Jessie felt sick whenever she thought about Melody and then thought of Steve. The way their sex life was – nonexistent - she’d be shocked to find out that Steve never looked at women. But Jessie couldn’t fathom life without him, and how much more complicated things would be if she had to juggle her jobs, Ellie’s education, dance lessons, and visitation with Steve on top of all that. Jessie wasn’t even sure if she could support the two of them on a pair of minimum wage jobs.
Even more than all of these hypothetical scenarios running through her head, though, Jessie was afraid because Melody had turned something on inside of her that she’d been trying very hard to keep turned off.
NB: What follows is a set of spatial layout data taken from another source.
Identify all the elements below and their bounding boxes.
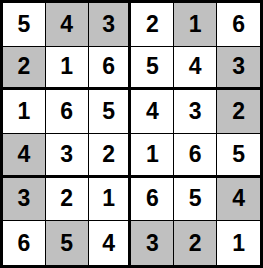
cell-r1c6[interactable]: 6 [217,3,260,47]
cell-r6c4[interactable]: 3 [131,221,174,265]
cell-r4c1[interactable]: 4 [3,134,46,178]
cell-r5c2[interactable]: 2 [46,178,89,222]
cell-r3c5[interactable]: 3 [174,90,217,134]
cell-r5c6[interactable]: 4 [217,178,260,222]
cell-r2c2[interactable]: 1 [46,47,89,91]
sudoku-board: 543216216543165432432165321654654321 [0,0,263,268]
cell-r3c4[interactable]: 4 [131,90,174,134]
cell-r5c3[interactable]: 1 [89,178,132,222]
cell-r2c5[interactable]: 4 [174,47,217,91]
cell-r6c5[interactable]: 2 [174,221,217,265]
cell-r2c1[interactable]: 2 [3,47,46,91]
cell-r6c3[interactable]: 4 [89,221,132,265]
cell-r4c4[interactable]: 1 [131,134,174,178]
cell-r6c1[interactable]: 6 [3,221,46,265]
cell-r5c1[interactable]: 3 [3,178,46,222]
cell-r1c5[interactable]: 1 [174,3,217,47]
cell-r5c4[interactable]: 6 [131,178,174,222]
cell-r5c5[interactable]: 5 [174,178,217,222]
cell-r4c3[interactable]: 2 [89,134,132,178]
cell-r6c2[interactable]: 5 [46,221,89,265]
cell-r3c2[interactable]: 6 [46,90,89,134]
cell-r3c6[interactable]: 2 [217,90,260,134]
cell-r2c4[interactable]: 5 [131,47,174,91]
cell-r4c5[interactable]: 6 [174,134,217,178]
cell-r3c1[interactable]: 1 [3,90,46,134]
cell-r2c6[interactable]: 3 [217,47,260,91]
cell-r3c3[interactable]: 5 [89,90,132,134]
cell-r1c2[interactable]: 4 [46,3,89,47]
cell-r6c6[interactable]: 1 [217,221,260,265]
cell-r1c4[interactable]: 2 [131,3,174,47]
cell-r1c3[interactable]: 3 [89,3,132,47]
cell-r4c2[interactable]: 3 [46,134,89,178]
cell-r2c3[interactable]: 6 [89,47,132,91]
cell-r4c6[interactable]: 5 [217,134,260,178]
cell-r1c1[interactable]: 5 [3,3,46,47]
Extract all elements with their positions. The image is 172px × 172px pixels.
The moment her lips drew close, Jessie’s stomach stirred, her thighs got warm and tingly, and she felt something that she long ago wrote off as dead. It was the price she paid to maintain a civil, functional marriage with Steve and provide a good life for Ellie, and it had seemed like a pretty minor sacrifice to her until she met Melody.
Jessie always abided by that old adage, you can’t miss what you never had, and in the rare moments when she and Steve kissed and she felt nothing, she had tried to convince herself that kissing just wasn’t her thing. There were no fireworks or butterflies or any of the other cliché, stupid things that the people in movies and romance novels described, and eventually she and Steve stopped bothering with each other so none of it mattered anyway. There was no point in coming out about her sexuality, even to herself, when she was determined to keep her family together for the sake of her daughter. She could live without sex, and even without love, as long as she had Ellie to pour her heart into.